Los protocolos bélicos han cambiado. Ahora el arma más poderosa es el hambre.
La pandemia solo ha venido a favorecerlos. Ahí están, como pirañas, los grupos de poder marchando victoriosos hacia la apropiación absoluta y definitiva de los mecanismos creados con el propósito de sostener democracias tan débiles como engañosas. Esos mecanismos –llamémosles “institucionales”- en donde se administran la justicia, los derechos humanos, la riqueza de los pueblos y las oportunidades de desarrollo, han caído uno tras otro en manos de las élites económicas y de los conglomerados industriales ante la complicidad de organismos internacionales, supuestos estos a dar un tinte humanitario a la depredación.
No vemos el bosque porque los árboles ya se yerguen imponentes para ocultar la verdadera naturaleza de la devastación y la miseria a la cual han condenado a los territorios y los pueblos. La persecución de líderes, la violencia represiva contra las protestas populares, las tácticas de amedrentamiento contra todo aquel que se levante para denunciar los abusos; y los inconcebibles actos de traición de los políticos en las asambleas representativas de la voz popular, se multiplican a lo ancho y lo largo de este planeta en proceso de destrucción.
¿En qué momento perdimos de vista la trascendencia del ejercicio ciudadano? ¿Cómo permitimos el ascenso de seres tan nefastos y corruptos como quienes gobiernan aquí, en nuestro continente, y en países aparentemente mucho más desarrollados? Esos vacíos, permitidos por pura negligencia, se han ido rellenando gracias a sobornos producto del robo de nuestro patrimonio. El inmenso poder de los más acaudalados de la lista de Forbes no se reduce a la acumulación de capital; ellos también deciden nuestro destino. La muestra más palpable, en estos tiempos, es la negativa a liberar las patentes de las vacunas contra el Covid para hacerlas llegar a todos los rincones del planeta a precios accesibles y al más corto plazo, porque es una veta comercial que multiplica sus ingresos a un ritmo vertiginoso.
Los indicios del no tan nuevo orden de cosas venían dados desde el siglo pasado, cuando los tratados de libre comercio y los términos de las relaciones comerciales bilaterales pasaban primero por los despachos de los grandes consorcios. Ahí se cocinaban las vidas humanas y el destino de los pueblos, ahí se escogía a los dictadores obedientes al poder económico y ahí también se decidía quién vivía y quién no; cuándo invadir y cómo justificarlo, sin que pareciera otra cosa que una acción inevitable en defensa de los valores democráticos. Y ahí, también, se elaboraban los discursos para justificar las masacres de civiles –como “efecto colateral”- en esa carrera frenética para apoderarse de las materias primas necesarias para seguir dominando al mundo.
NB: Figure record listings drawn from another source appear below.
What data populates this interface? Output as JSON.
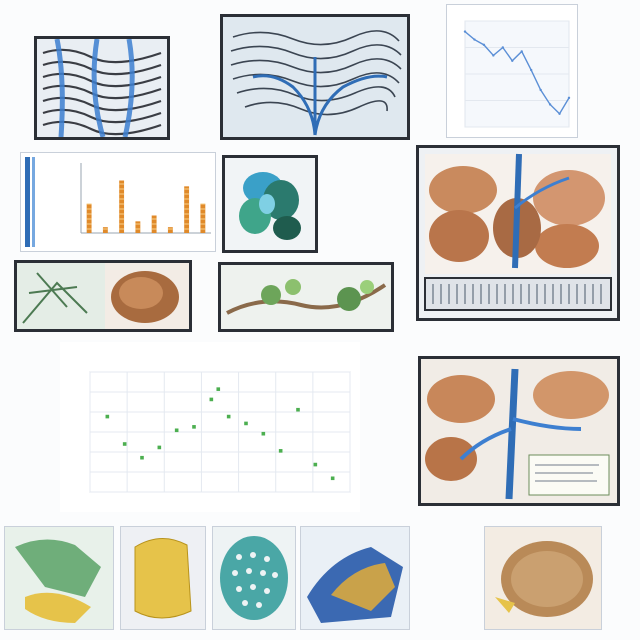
{
  "icons": {
    "vessel_panel": "anatomy-illustration-icon",
    "chart_panel": "line-chart-icon",
    "scatter_panel": "scatter-chart-icon"
  },
  "colors": {
    "vessel_blue": "#2f6db6",
    "tissue_brown": "#c88a5a",
    "cartilage_yellow": "#e6c34a",
    "cell_teal": "#4aa7a6",
    "scatter_green": "#4caf50",
    "bar_orange": "#e08a2a"
  },
  "chart_data": [
    {
      "type": "line",
      "title": "",
      "xlabel": "",
      "ylabel": "",
      "x": [
        1,
        2,
        3,
        4,
        5,
        6,
        7,
        8,
        9,
        10,
        11,
        12
      ],
      "series": [
        {
          "values": [
            92,
            86,
            82,
            74,
            80,
            70,
            77,
            63,
            48,
            37,
            30,
            42
          ]
        }
      ],
      "ylim": [
        20,
        100
      ],
      "grid": true
    },
    {
      "type": "bar",
      "title": "",
      "xlabel": "",
      "ylabel": "",
      "categories": [
        "1",
        "2",
        "3",
        "4",
        "5",
        "6",
        "7",
        "8"
      ],
      "values": [
        5,
        1,
        9,
        2,
        3,
        1,
        8,
        5
      ],
      "ylim": [
        0,
        12
      ],
      "grid": false
    },
    {
      "type": "scatter",
      "title": "",
      "xlabel": "",
      "ylabel": "",
      "points": [
        [
          1,
          0.47
        ],
        [
          1.5,
          0.39
        ],
        [
          2,
          0.35
        ],
        [
          2.5,
          0.38
        ],
        [
          3,
          0.43
        ],
        [
          3.5,
          0.44
        ],
        [
          4,
          0.52
        ],
        [
          4.5,
          0.47
        ],
        [
          5,
          0.45
        ],
        [
          5.5,
          0.42
        ],
        [
          6,
          0.37
        ],
        [
          6.5,
          0.49
        ],
        [
          7,
          0.33
        ],
        [
          7.5,
          0.29
        ],
        [
          4.2,
          0.55
        ]
      ],
      "xlim": [
        0.5,
        8
      ],
      "ylim": [
        0.25,
        0.6
      ],
      "grid": true
    }
  ]
}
Hoy el proceso es casi irreversible y la perspectiva no es otra que más hambre para quienes ya lo han perdido todo, pero también para las capas medias a las que aún les sostiene la esperanza de mejores días. Esta guerra solapada y cruel avanza gracias a la fuerza de las armas esgrimidas sin el menor reparo en contra de pueblos indefensos, en contra de ciudadanos indignados pero incapaces de defender lo suyo sin caer en el intento. La farsa de las dictaduras del nuevo orden mundial: esas que aparentan ser lo que no es, pero actúan como lo que son, y no tienen ni siquiera la decencia de fingir un carácter humanitario. Ante ellas, y sin ninguna protección desde los organismos internacionales creados para defender los derechos de la Humanidad, terminamos por ceder todos los espacios. Para recuperarlos, no bastará con el acto simbólico pero inefectivo de enarbolar banderas.